In general the first rash to appear is seborrhoeic dermatitis, followed by herpes zoster and then oral hairy leucoplakia. If the patient survives, he or she may go on to develop muco-cutaneous candidiasis followed by molluscum contagiosum, which may appear at the same time as a pruritus associated with HIV disease. Ulcerating herpes simplex and Kaposi’s sarcoma appear at a relatively late stage in HIV infection and are associated with greater immunosuppression.  

 

The common viral infections are molluscum contagiosum, herpes zoster, herpes simplex, and Kaposi’s sarcoma, which has been found to be caused by herpes simplex virus type 8. Bacillary angiomatosis is a tumour caused by a rickettsia like organism called Bartonella Henselae. It may mimic Kaposi's sarcoma. It responds rapidly to treatment with erythromycin or tetracyclines and therefore is important to diagnose as Kaposi’s sarcoma would not respond to such therapy. Although psoriasis is not more frequently found in patients with HIV disease it is often more severe and joint involvement is more commonly found. It may be a presenting feature of HIV.

 
Anti-retroviral therapy has changed the face of HIV. What was once an invariably fatal disease, associated with a markedly shortened life expectancy, has changed, at least in developed countries, into a chronic condition. Hence many of the cutaneous diseases that were frequently seen in the early days of HIV are now no longer apparent. Kaposi's sarcoma remains relatively uncommon but one should be aware of this diagnosis, as it is still occasionally a presenting feature of undiagnosed HIV infection.  

 

Kaposi’s sarcoma

There are four forms of Kaposi’s sarcoma.

  1. Classic form

  2. Endemic Kaposi’s sarcoma

  3. Immunosuppression related Kaposi’s sarcoma

  4. Aids related Kaposi’s sarcoma

Kaposi’s sarcoma – red-purple nodules on the lower legs

 

  • Classic Kaposi’s sarcoma - seen mainly on the legs of elderly Ashkenazi Jews, Eastern Europeans, or elderly men of Mediterranean extraction. The course of the disease is indolent, with patients dying of unrelated causes. Interestingly, secondary malignancies particularly lymphomas develop in more than one third of cases.
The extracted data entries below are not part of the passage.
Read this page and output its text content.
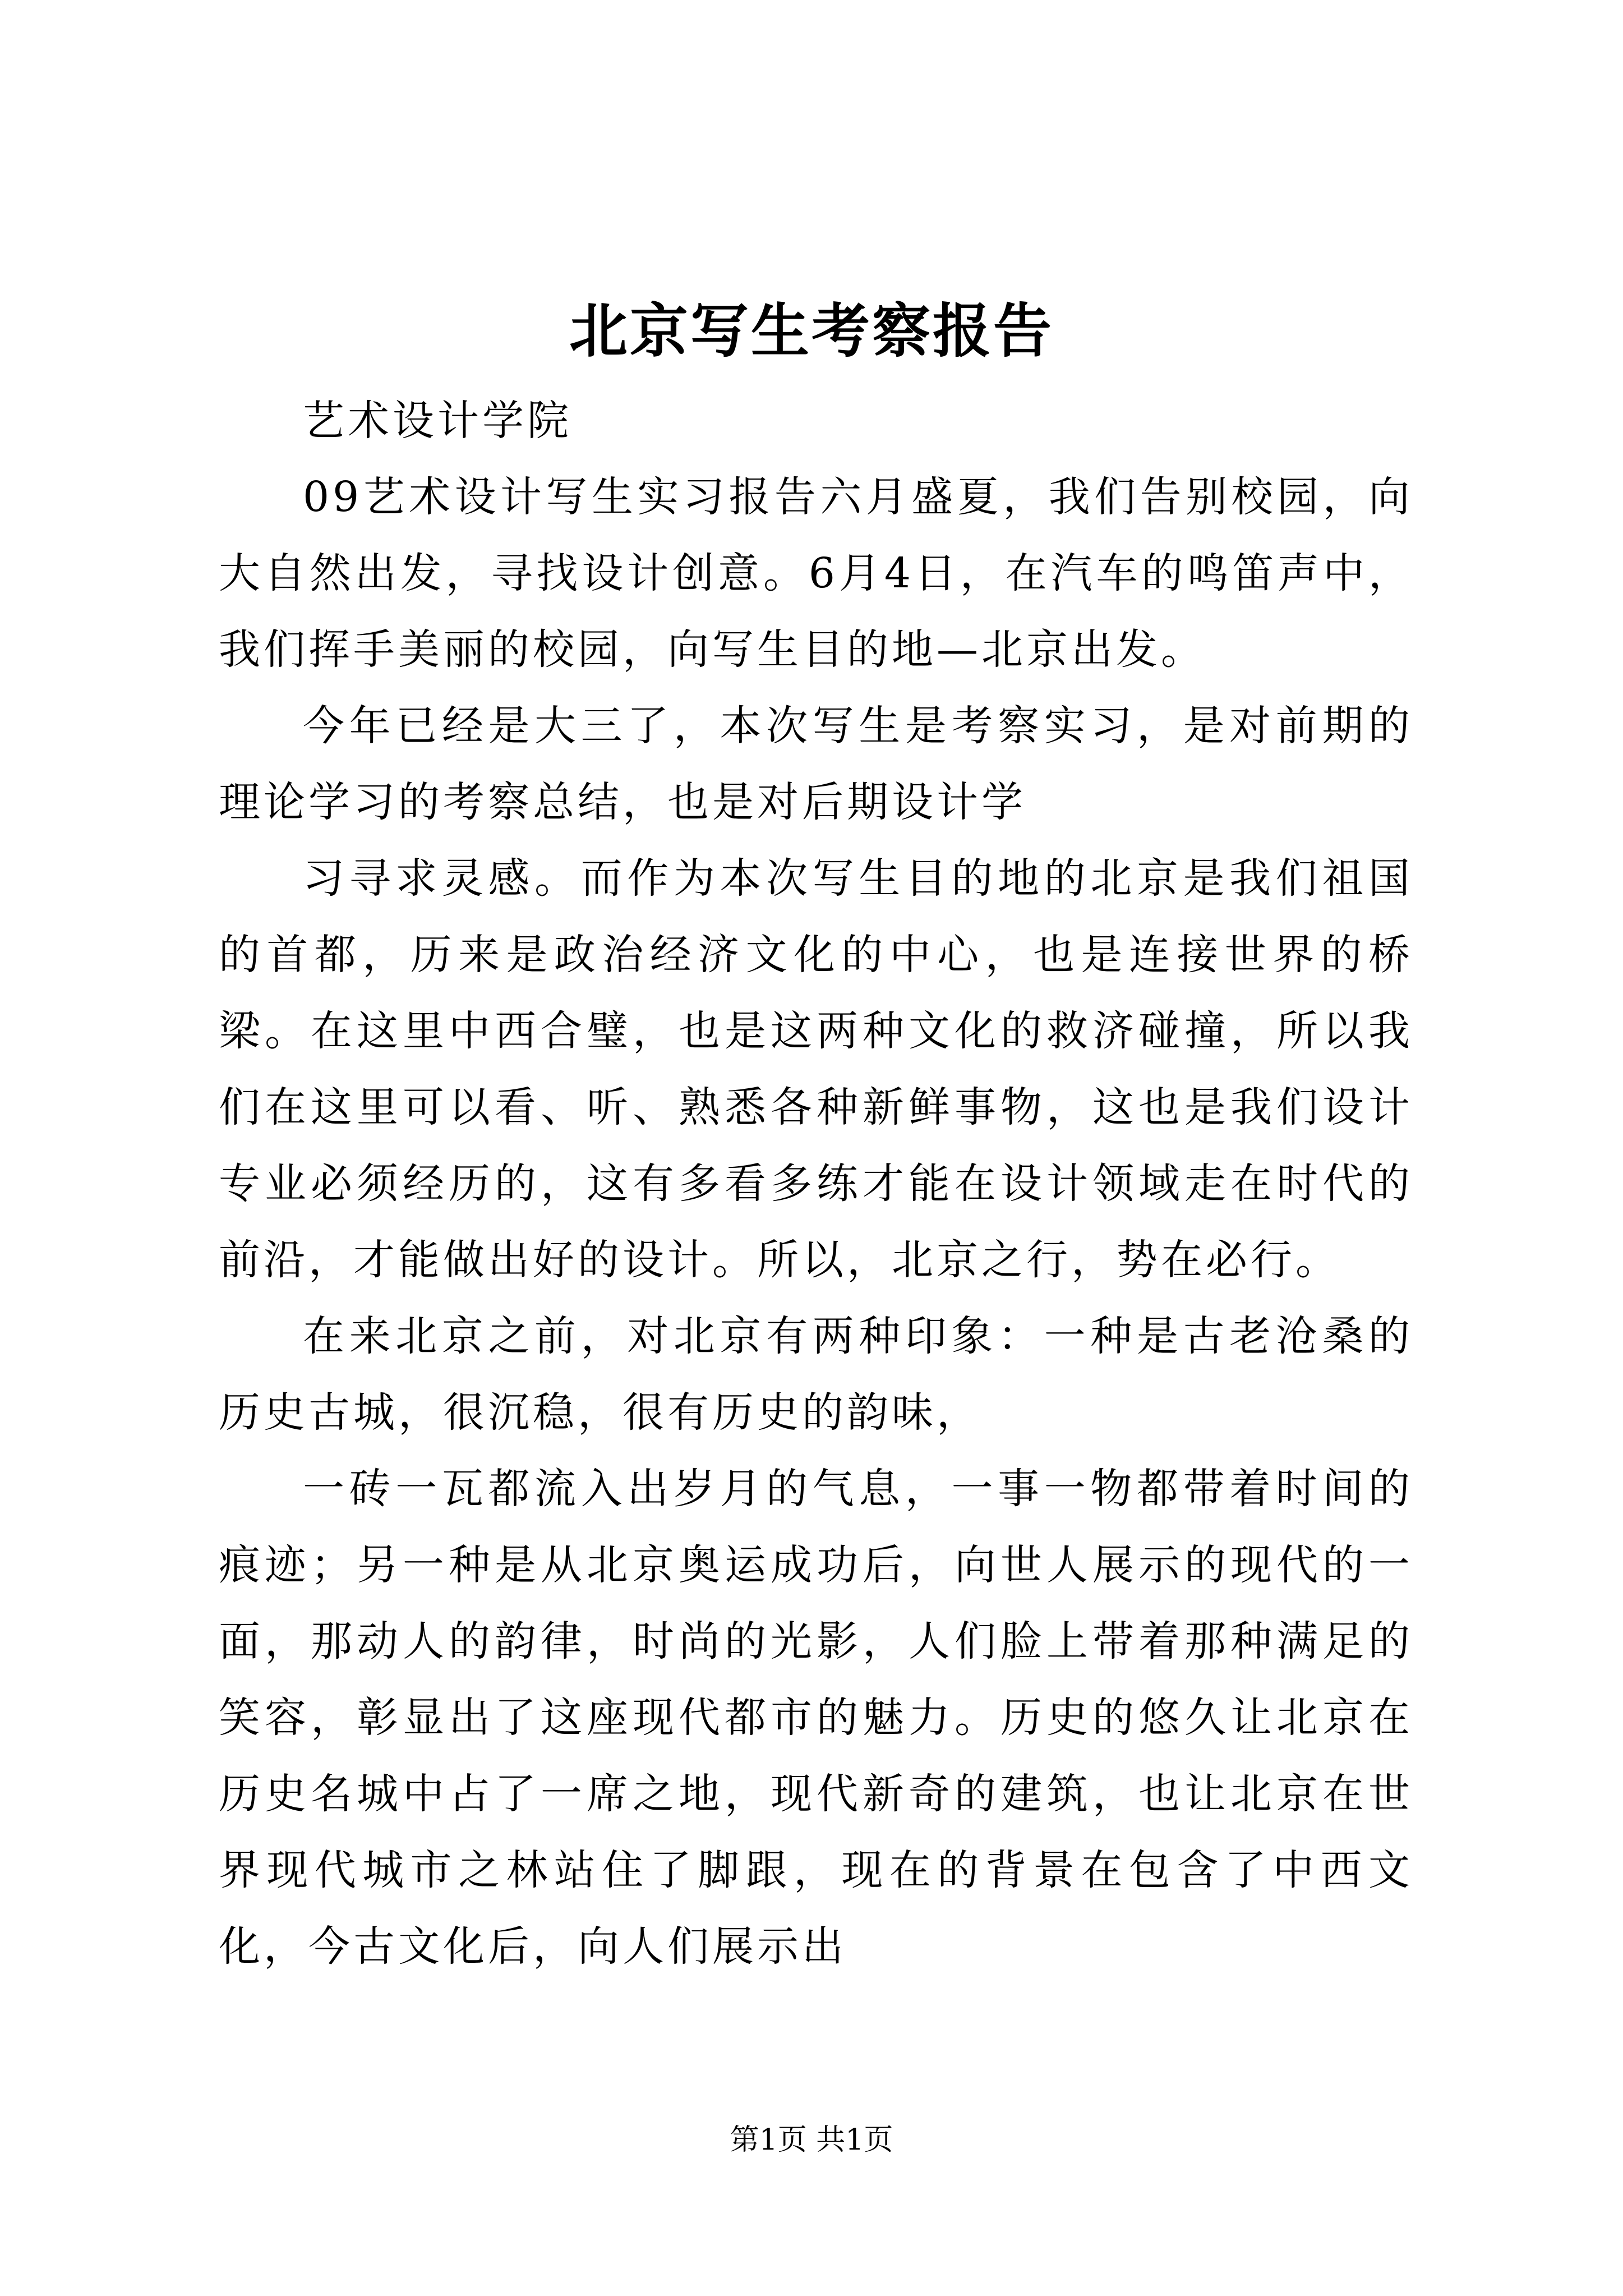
北京写生考察报告

艺术设计学院

09艺术设计写生实习报告六月盛夏，我们告别校园，向大自然出发，寻找设计创意。6月4日，在汽车的鸣笛声中，我们挥手美丽的校园，向写生目的地—北京出发。

今年已经是大三了，本次写生是考察实习，是对前期的理论学习的考察总结，也是对后期设计学

习寻求灵感。而作为本次写生目的地的北京是我们祖国的首都，历来是政治经济文化的中心，也是连接世界的桥梁。在这里中西合璧，也是这两种文化的救济碰撞，所以我们在这里可以看、听、熟悉各种新鲜事物，这也是我们设计专业必须经历的，这有多看多练才能在设计领域走在时代的前沿，才能做出好的设计。所以，北京之行，势在必行。

在来北京之前，对北京有两种印象：一种是古老沧桑的历史古城，很沉稳，很有历史的韵味，

一砖一瓦都流入出岁月的气息，一事一物都带着时间的痕迹；另一种是从北京奥运成功后，向世人展示的现代的一面，那动人的韵律，时尚的光影，人们脸上带着那种满足的笑容，彰显出了这座现代都市的魅力。历史的悠久让北京在历史名城中占了一席之地，现代新奇的建筑，也让北京在世界现代城市之林站住了脚跟，现在的背景在包含了中西文化，今古文化后，向人们展示出

第1页 共1页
  • African endemic Kaposi’s sarcoma - occurs in two age groups: (i) Young adults with generally benign cutaneous nodular disease, but this type can turn aggressive and become fatal within 5 to 8 years;  (ii) Young children who present with fulminant lymphadenopathy, and this is fatal within 2 to 3 years.
  • Iatrogenic immunosuppressive Kaposi’s sarcoma - seen among organ transplant recipients. This Kaposi’s sarcoma may remit after discontinuation of immunosuppressive therapy.

  • Aids-related Kaposi’s sarcoma - This is the commonest form of Kaposi’s sarcoma seen in Britain. It is thought that this form of Kaposi’s sarcoma is actually sexually transmitted by the human herpes virus type 8 (HHV8). This virus may be found in Kaposi’s sarcoma lesions, blood, semen, bronchial washings, and saliva of HIV positive men. Aids related KS is usually multi focal, and may progress rapidly. The lesion begins as a patch stage which is a small flat dusky red or violet area of skin discolouration. This progresses over weeks and months to raised painless firm nodules and plaques. The commonest involved cutaneous sites are the legs, trunk, arms, face, hard palate, tip of the nose, and penis. Mucocutaneous involvement is a strong predictor of visceral involvement which should prompt an urgent investigation of such involvement, as the untreated medium survival with pulmonary involvement is six months. Indications for treatment include cosmetic control of disfiguring lesions, associated symptoms such as pain and oedema, and problematic oral lesions. Options used include, cryotherapy, intralesional therapy with Bleomycin, Vimblastin or Vincristine, radiation therapy, laser and surgical excision if there are relatively few lesions. Systemic treatments include chemotherapy. Some lesions will resolve with anti-retroviral therapy alone once the patient's immunity improves.